In an earlier atomic block

Basically in this case we try to use savepoints so we can revert back to them if we "rollback" the "transaction", but as far as the database connection is concerned we are in the same transaction.

Automatic locking

As said, the database may give your transaction some automatic locks, as outlined in this doc. To demonstrate this, consider the following code that operates on a postgres database with one table and one row in it:

my_table
id | age
---+----
1  | 50

And then you run this code:

import psycopg2 as Database
from multiprocessing import Process
from time import sleep
from contextlib import contextmanager


@contextmanager
def connection():
    conn = Database.connect(
        user='daphtdazz', host='localhost', port=5432, database='db_test'
    )
    try:
        yield conn
    finally:
        conn.close()

def connect_and_mutate_after_seconds(seconds, age):

    with connection() as conn:
        curs = conn.cursor()
        print('execute update age to %d...' % (age,))
        curs.execute('update my_table set age = %d where id = 1;' % (age,))
        print('sleep after update age to %d...' % (age,))
        sleep(seconds)
        print('commit update age to %d...' % (age,))
        conn.commit()


def dump_table():
    with connection() as conn:
        curs = conn.cursor()
        curs.execute('select * from my_table;')
        print('table: %s' % (curs.fetchall(),))

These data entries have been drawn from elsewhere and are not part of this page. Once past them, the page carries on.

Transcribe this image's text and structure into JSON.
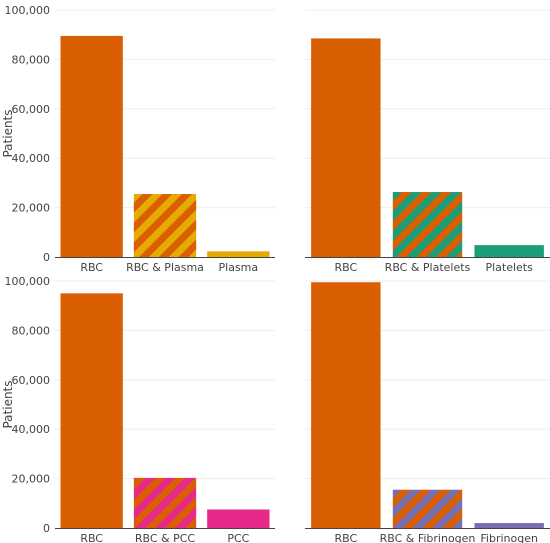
{
  "colors": {
    "rbc": "#d95f02",
    "plasma": "#e6ab02",
    "platelets": "#1b9e77",
    "pcc": "#e7298a",
    "fibrinogen": "#7570b3"
  },
  "chart_data": [
    {
      "type": "bar",
      "categories": [
        "RBC",
        "RBC & Plasma",
        "Plasma"
      ],
      "values": [
        89500,
        25500,
        2300
      ],
      "fills": [
        "rbc",
        "rbc|plasma",
        "plasma"
      ],
      "ylabel": "Patients",
      "ylim": [
        0,
        100000
      ],
      "yticks": [
        0,
        20000,
        40000,
        60000,
        80000,
        100000
      ],
      "ytick_labels": [
        "0",
        "20,000",
        "40,000",
        "60,000",
        "80,000",
        "100,000"
      ],
      "grid": true
    },
    {
      "type": "bar",
      "categories": [
        "RBC",
        "RBC & Platelets",
        "Platelets"
      ],
      "values": [
        88500,
        26300,
        4800
      ],
      "fills": [
        "rbc",
        "rbc|platelets",
        "platelets"
      ],
      "ylabel": "",
      "ylim": [
        0,
        100000
      ],
      "grid": true
    },
    {
      "type": "bar",
      "categories": [
        "RBC",
        "RBC & PCC",
        "PCC"
      ],
      "values": [
        95000,
        20300,
        7500
      ],
      "fills": [
        "rbc",
        "rbc|pcc",
        "pcc"
      ],
      "ylabel": "Patients",
      "ylim": [
        0,
        100000
      ],
      "yticks": [
        0,
        20000,
        40000,
        60000,
        80000,
        100000
      ],
      "ytick_labels": [
        "0",
        "20,000",
        "40,000",
        "60,000",
        "80,000",
        "100,000"
      ],
      "grid": true
    },
    {
      "type": "bar",
      "categories": [
        "RBC",
        "RBC & Fibrinogen",
        "Fibrinogen"
      ],
      "values": [
        99500,
        15500,
        2000
      ],
      "fills": [
        "rbc",
        "rbc|fibrinogen",
        "fibrinogen"
      ],
      "ylabel": "",
      "ylim": [
        0,
        100000
      ],
      "grid": true
    }
  ]
}
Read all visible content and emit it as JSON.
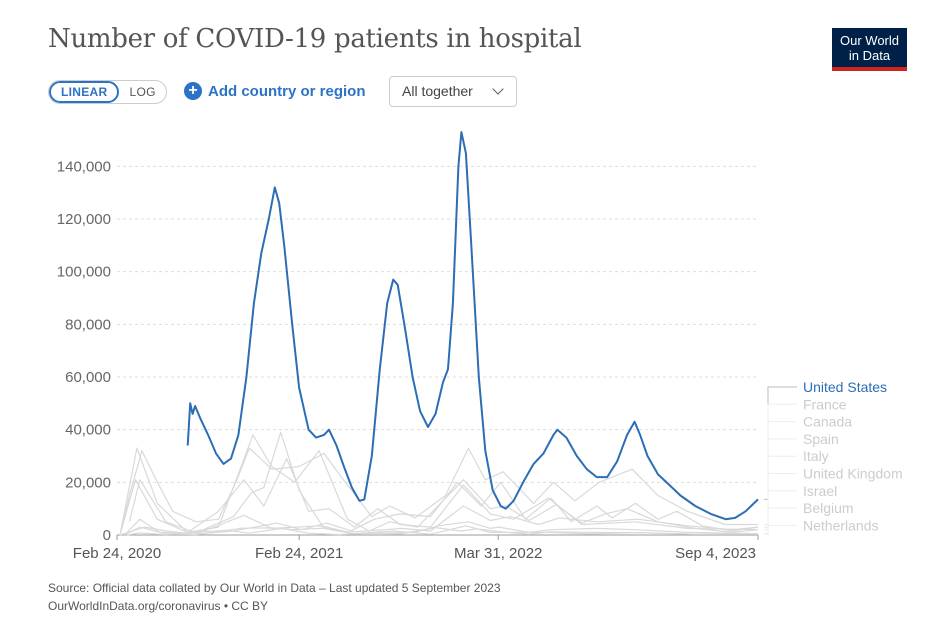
{
  "title": "Number of COVID-19 patients in hospital",
  "logo": {
    "line1": "Our World",
    "line2": "in Data"
  },
  "scale_toggle": {
    "linear": "LINEAR",
    "log": "LOG",
    "selected": "linear"
  },
  "add_button": {
    "label": "Add country or region",
    "icon": "plus-circle-icon"
  },
  "dropdown": {
    "value": "All together",
    "icon": "chevron-down-icon"
  },
  "source": {
    "line1": "Source: Official data collated by Our World in Data – Last updated 5 September 2023",
    "line2": "OurWorldInData.org/coronavirus • CC BY"
  },
  "colors": {
    "highlight": "#2c6db5",
    "muted": "#d9d9d9",
    "grid": "#dddddd",
    "text": "#666666"
  },
  "chart_data": {
    "type": "line",
    "title": "Number of COVID-19 patients in hospital",
    "xlabel": "",
    "ylabel": "",
    "x_range": [
      "2020-02-24",
      "2023-09-04"
    ],
    "ylim": [
      0,
      150000
    ],
    "y_ticks": [
      0,
      20000,
      40000,
      60000,
      80000,
      100000,
      120000,
      140000
    ],
    "y_tick_labels": [
      "0",
      "20,000",
      "40,000",
      "60,000",
      "80,000",
      "100,000",
      "120,000",
      "140,000"
    ],
    "x_ticks": [
      "2020-02-24",
      "2021-02-24",
      "2022-03-31",
      "2023-09-04"
    ],
    "x_tick_labels": [
      "Feb 24, 2020",
      "Feb 24, 2021",
      "Mar 31, 2022",
      "Sep 4, 2023"
    ],
    "grid": "horizontal-dashed",
    "legend": "right",
    "highlighted_series": "United States",
    "series": [
      {
        "name": "United States",
        "points": [
          [
            "2020-07-15",
            34000
          ],
          [
            "2020-07-20",
            50000
          ],
          [
            "2020-07-25",
            46000
          ],
          [
            "2020-07-30",
            49000
          ],
          [
            "2020-08-10",
            44000
          ],
          [
            "2020-08-25",
            38000
          ],
          [
            "2020-09-10",
            31000
          ],
          [
            "2020-09-25",
            27000
          ],
          [
            "2020-10-10",
            29000
          ],
          [
            "2020-10-25",
            38000
          ],
          [
            "2020-11-10",
            60000
          ],
          [
            "2020-11-25",
            88000
          ],
          [
            "2020-12-10",
            107000
          ],
          [
            "2020-12-25",
            120000
          ],
          [
            "2021-01-06",
            132000
          ],
          [
            "2021-01-15",
            126000
          ],
          [
            "2021-01-25",
            110000
          ],
          [
            "2021-02-10",
            80000
          ],
          [
            "2021-02-24",
            56000
          ],
          [
            "2021-03-15",
            40000
          ],
          [
            "2021-03-30",
            37000
          ],
          [
            "2021-04-15",
            38000
          ],
          [
            "2021-04-25",
            40000
          ],
          [
            "2021-05-10",
            34000
          ],
          [
            "2021-05-25",
            26000
          ],
          [
            "2021-06-10",
            18000
          ],
          [
            "2021-06-25",
            13000
          ],
          [
            "2021-07-05",
            13500
          ],
          [
            "2021-07-20",
            30000
          ],
          [
            "2021-08-05",
            63000
          ],
          [
            "2021-08-20",
            88000
          ],
          [
            "2021-09-01",
            97000
          ],
          [
            "2021-09-10",
            95000
          ],
          [
            "2021-09-25",
            78000
          ],
          [
            "2021-10-10",
            60000
          ],
          [
            "2021-10-25",
            47000
          ],
          [
            "2021-11-10",
            41000
          ],
          [
            "2021-11-25",
            46000
          ],
          [
            "2021-12-10",
            58000
          ],
          [
            "2021-12-20",
            63000
          ],
          [
            "2021-12-30",
            88000
          ],
          [
            "2022-01-10",
            140000
          ],
          [
            "2022-01-16",
            153000
          ],
          [
            "2022-01-25",
            145000
          ],
          [
            "2022-02-05",
            110000
          ],
          [
            "2022-02-20",
            60000
          ],
          [
            "2022-03-05",
            32000
          ],
          [
            "2022-03-20",
            17000
          ],
          [
            "2022-04-05",
            11000
          ],
          [
            "2022-04-15",
            10000
          ],
          [
            "2022-05-01",
            13000
          ],
          [
            "2022-05-20",
            20000
          ],
          [
            "2022-06-10",
            27000
          ],
          [
            "2022-06-30",
            31000
          ],
          [
            "2022-07-20",
            38000
          ],
          [
            "2022-07-28",
            40000
          ],
          [
            "2022-08-15",
            37000
          ],
          [
            "2022-09-05",
            30000
          ],
          [
            "2022-09-25",
            25000
          ],
          [
            "2022-10-15",
            22000
          ],
          [
            "2022-11-05",
            22000
          ],
          [
            "2022-11-25",
            28000
          ],
          [
            "2022-12-15",
            38000
          ],
          [
            "2022-12-30",
            43000
          ],
          [
            "2023-01-10",
            38000
          ],
          [
            "2023-01-25",
            30000
          ],
          [
            "2023-02-15",
            23000
          ],
          [
            "2023-03-10",
            19000
          ],
          [
            "2023-04-01",
            15000
          ],
          [
            "2023-05-01",
            11000
          ],
          [
            "2023-06-01",
            8000
          ],
          [
            "2023-07-01",
            6000
          ],
          [
            "2023-07-20",
            6500
          ],
          [
            "2023-08-10",
            9000
          ],
          [
            "2023-09-04",
            13500
          ]
        ]
      },
      {
        "name": "France",
        "points": [
          [
            "2020-03-01",
            0
          ],
          [
            "2020-03-20",
            15000
          ],
          [
            "2020-04-14",
            32000
          ],
          [
            "2020-05-10",
            22000
          ],
          [
            "2020-06-15",
            9000
          ],
          [
            "2020-08-01",
            5000
          ],
          [
            "2020-09-15",
            6000
          ],
          [
            "2020-10-20",
            20000
          ],
          [
            "2020-11-16",
            33000
          ],
          [
            "2020-12-31",
            25000
          ],
          [
            "2021-02-24",
            26000
          ],
          [
            "2021-04-15",
            31000
          ],
          [
            "2021-05-20",
            22000
          ],
          [
            "2021-07-20",
            7000
          ],
          [
            "2021-08-25",
            11000
          ],
          [
            "2021-10-15",
            6500
          ],
          [
            "2021-12-15",
            15000
          ],
          [
            "2022-01-30",
            33000
          ],
          [
            "2022-03-05",
            21000
          ],
          [
            "2022-04-10",
            24000
          ],
          [
            "2022-06-10",
            12000
          ],
          [
            "2022-07-20",
            20000
          ],
          [
            "2022-09-01",
            13000
          ],
          [
            "2022-10-20",
            20000
          ],
          [
            "2022-12-25",
            25000
          ],
          [
            "2023-02-15",
            15000
          ],
          [
            "2023-04-15",
            9000
          ],
          [
            "2023-06-30",
            4000
          ],
          [
            "2023-09-04",
            4000
          ]
        ]
      },
      {
        "name": "Canada",
        "points": [
          [
            "2020-03-01",
            0
          ],
          [
            "2020-04-20",
            3000
          ],
          [
            "2020-06-01",
            1500
          ],
          [
            "2020-08-01",
            300
          ],
          [
            "2020-10-15",
            1500
          ],
          [
            "2021-01-10",
            4500
          ],
          [
            "2021-03-01",
            2000
          ],
          [
            "2021-04-20",
            4500
          ],
          [
            "2021-06-15",
            1200
          ],
          [
            "2021-09-20",
            2500
          ],
          [
            "2021-11-15",
            1500
          ],
          [
            "2022-01-20",
            11000
          ],
          [
            "2022-03-15",
            5500
          ],
          [
            "2022-04-25",
            7000
          ],
          [
            "2022-06-20",
            4000
          ],
          [
            "2022-08-01",
            6500
          ],
          [
            "2022-10-15",
            5000
          ],
          [
            "2023-01-05",
            6000
          ],
          [
            "2023-04-15",
            3500
          ],
          [
            "2023-07-15",
            2000
          ],
          [
            "2023-09-04",
            3000
          ]
        ]
      },
      {
        "name": "Spain",
        "points": [
          [
            "2020-03-01",
            0
          ],
          [
            "2020-04-01",
            21000
          ],
          [
            "2020-05-15",
            6000
          ],
          [
            "2020-07-15",
            1000
          ],
          [
            "2020-09-15",
            9000
          ],
          [
            "2020-11-05",
            21000
          ],
          [
            "2020-12-15",
            11000
          ],
          [
            "2021-01-30",
            29000
          ],
          [
            "2021-03-15",
            9000
          ],
          [
            "2021-04-25",
            10000
          ],
          [
            "2021-06-15",
            3000
          ],
          [
            "2021-08-01",
            10000
          ],
          [
            "2021-09-15",
            4000
          ],
          [
            "2021-11-15",
            3000
          ],
          [
            "2022-01-20",
            19000
          ],
          [
            "2022-03-15",
            8000
          ],
          [
            "2022-05-01",
            6000
          ],
          [
            "2022-07-10",
            14000
          ],
          [
            "2022-09-15",
            4000
          ],
          [
            "2022-12-31",
            5000
          ],
          [
            "2023-04-15",
            2500
          ],
          [
            "2023-09-04",
            2000
          ]
        ]
      },
      {
        "name": "Italy",
        "points": [
          [
            "2020-03-01",
            0
          ],
          [
            "2020-04-04",
            33000
          ],
          [
            "2020-05-15",
            12000
          ],
          [
            "2020-07-15",
            1000
          ],
          [
            "2020-09-15",
            3000
          ],
          [
            "2020-11-23",
            38000
          ],
          [
            "2020-12-31",
            26000
          ],
          [
            "2021-02-15",
            20000
          ],
          [
            "2021-04-05",
            32000
          ],
          [
            "2021-06-01",
            6000
          ],
          [
            "2021-07-15",
            1500
          ],
          [
            "2021-08-25",
            5000
          ],
          [
            "2021-10-20",
            3000
          ],
          [
            "2022-01-20",
            21000
          ],
          [
            "2022-03-15",
            10000
          ],
          [
            "2022-04-15",
            11000
          ],
          [
            "2022-06-01",
            5500
          ],
          [
            "2022-07-25",
            11500
          ],
          [
            "2022-09-15",
            4500
          ],
          [
            "2022-11-01",
            8000
          ],
          [
            "2022-12-15",
            10000
          ],
          [
            "2023-02-15",
            5000
          ],
          [
            "2023-05-01",
            2500
          ],
          [
            "2023-07-15",
            1000
          ],
          [
            "2023-09-04",
            2000
          ]
        ]
      },
      {
        "name": "United Kingdom",
        "points": [
          [
            "2020-03-20",
            5000
          ],
          [
            "2020-04-10",
            21000
          ],
          [
            "2020-06-01",
            5000
          ],
          [
            "2020-08-01",
            800
          ],
          [
            "2020-10-15",
            7000
          ],
          [
            "2020-11-20",
            16000
          ],
          [
            "2020-12-15",
            18000
          ],
          [
            "2021-01-18",
            39000
          ],
          [
            "2021-02-24",
            17000
          ],
          [
            "2021-04-15",
            2500
          ],
          [
            "2021-06-01",
            900
          ],
          [
            "2021-07-25",
            6000
          ],
          [
            "2021-09-15",
            8000
          ],
          [
            "2021-11-15",
            7000
          ],
          [
            "2022-01-08",
            20000
          ],
          [
            "2022-02-25",
            11000
          ],
          [
            "2022-04-05",
            20000
          ],
          [
            "2022-05-25",
            6000
          ],
          [
            "2022-07-15",
            14000
          ],
          [
            "2022-08-25",
            5000
          ],
          [
            "2022-10-15",
            11000
          ],
          [
            "2022-11-15",
            6500
          ],
          [
            "2023-01-01",
            12000
          ],
          [
            "2023-02-15",
            6000
          ],
          [
            "2023-03-25",
            9000
          ],
          [
            "2023-05-15",
            3500
          ],
          [
            "2023-07-15",
            1500
          ],
          [
            "2023-09-04",
            3000
          ]
        ]
      },
      {
        "name": "Israel",
        "points": [
          [
            "2020-03-15",
            0
          ],
          [
            "2020-04-10",
            800
          ],
          [
            "2020-06-01",
            100
          ],
          [
            "2020-07-20",
            900
          ],
          [
            "2020-10-01",
            1800
          ],
          [
            "2020-11-15",
            700
          ],
          [
            "2021-01-20",
            2500
          ],
          [
            "2021-03-15",
            700
          ],
          [
            "2021-05-15",
            150
          ],
          [
            "2021-09-01",
            1500
          ],
          [
            "2021-11-15",
            300
          ],
          [
            "2022-01-25",
            3500
          ],
          [
            "2022-03-15",
            1000
          ],
          [
            "2022-07-10",
            1000
          ],
          [
            "2022-10-01",
            400
          ],
          [
            "2023-01-10",
            900
          ],
          [
            "2023-05-01",
            300
          ],
          [
            "2023-09-04",
            500
          ]
        ]
      },
      {
        "name": "Belgium",
        "points": [
          [
            "2020-03-10",
            0
          ],
          [
            "2020-04-10",
            6000
          ],
          [
            "2020-05-20",
            1000
          ],
          [
            "2020-08-01",
            300
          ],
          [
            "2020-11-05",
            7500
          ],
          [
            "2020-12-31",
            2500
          ],
          [
            "2021-04-10",
            3500
          ],
          [
            "2021-06-15",
            500
          ],
          [
            "2021-10-15",
            1000
          ],
          [
            "2021-12-01",
            3500
          ],
          [
            "2022-01-30",
            5000
          ],
          [
            "2022-03-15",
            2500
          ],
          [
            "2022-04-01",
            3000
          ],
          [
            "2022-06-01",
            1000
          ],
          [
            "2022-07-15",
            2000
          ],
          [
            "2022-10-15",
            2500
          ],
          [
            "2022-12-31",
            2000
          ],
          [
            "2023-04-15",
            1000
          ],
          [
            "2023-09-04",
            500
          ]
        ]
      },
      {
        "name": "Netherlands",
        "points": [
          [
            "2020-03-10",
            0
          ],
          [
            "2020-04-10",
            3000
          ],
          [
            "2020-06-01",
            400
          ],
          [
            "2020-08-01",
            100
          ],
          [
            "2020-11-01",
            2600
          ],
          [
            "2020-12-31",
            2700
          ],
          [
            "2021-02-15",
            2000
          ],
          [
            "2021-04-25",
            2700
          ],
          [
            "2021-06-15",
            500
          ],
          [
            "2021-08-01",
            700
          ],
          [
            "2021-09-15",
            400
          ],
          [
            "2021-11-25",
            2800
          ],
          [
            "2022-01-15",
            1500
          ],
          [
            "2022-02-15",
            2300
          ],
          [
            "2022-04-15",
            1000
          ],
          [
            "2022-06-01",
            300
          ],
          [
            "2022-07-15",
            1200
          ],
          [
            "2022-10-01",
            1000
          ],
          [
            "2023-01-01",
            900
          ],
          [
            "2023-05-01",
            300
          ],
          [
            "2023-09-04",
            300
          ]
        ]
      }
    ]
  }
}
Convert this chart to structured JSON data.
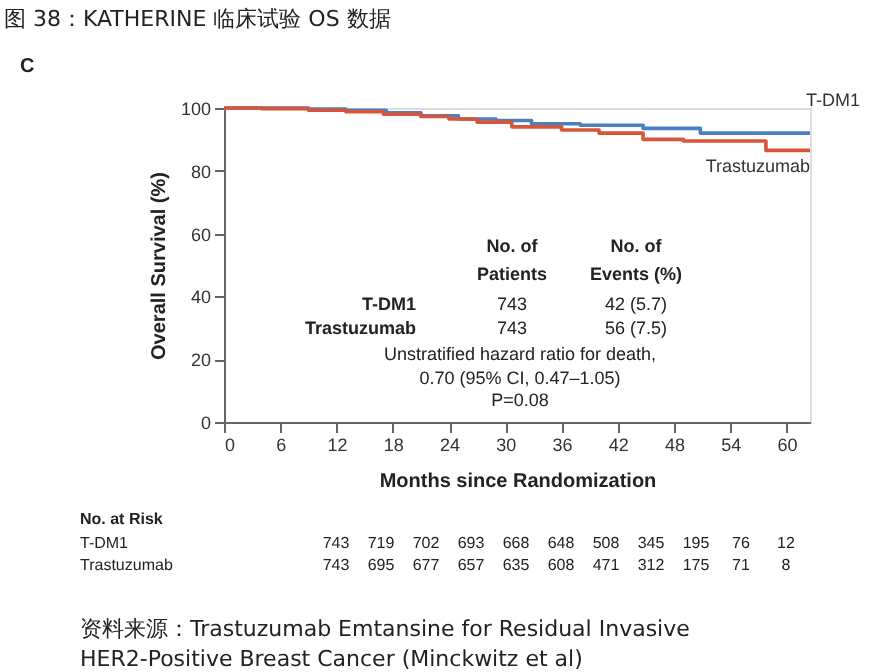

if __name__ == '__main__':

    p1 = Process(target=connect_and_mutate_after_seconds, args=(2, 99))
    p1.start()

    sleep(0.6)
    p2 = Process(target=connect_and_mutate_after_seconds, args=(1, 100))
    p2.start()
    p2.join()

    dump_table()

    p1.join()

    dump_table()

You get:

execute update age to 99...
sleep after update age to 99...
execute update age to 100...
commit update age to 99...
sleep after update age to 100...
commit update age to 100...
table: [(1, 100)]
table: [(1, 100)]

and the point is that the second process is started before the first command completes, but after it has called the update command, so the second process has to wait for the lock which is why we don’t see sleep after update age to 100 until after the commit for age 99.

If you put the sleep before the exec, you get:

sleep before update age to 99...
sleep before update age to 100...
execute update age to 100...
commit update age to 100...
table: [(24, 3), (100, 2)]
execute update age to 99...
commit update age to 99...
table: [(24, 3), (99, 2)]

Indicating the lock was not acquired by the time the second process gets to its update, which happens first but during the first process’s transaction.

9👍

As described by @daphtdazz answer, Django doesn’t acquire any locks when you open a transaction, but as you update the data, the database may acquire automatic locks. The type and scope of the locks are database dependant and may also depend on the transaction isolation levels. Refer to your database documentations for the details of these automatic locks.

There are a few options if you want to take locks manually.

The main and simplest one is doing a select_for_update() query. This will acquire an update lock that will block all other updates to the rows matching the query. This is the same lock that is automatically acquired when you update a row in a transaction, but select_for_update() allows you to acquire the update lock before actually making the update, which can often be useful.

If row locking isn’t suitable for your situation, you can acquire advisory locks in databases that supports them (e.g. Postgres). Out of the box, Django doesn’t support this, but there are third party packages that adds support for advisory locks to Django, or you can simply issue the appropriate raw SQL query.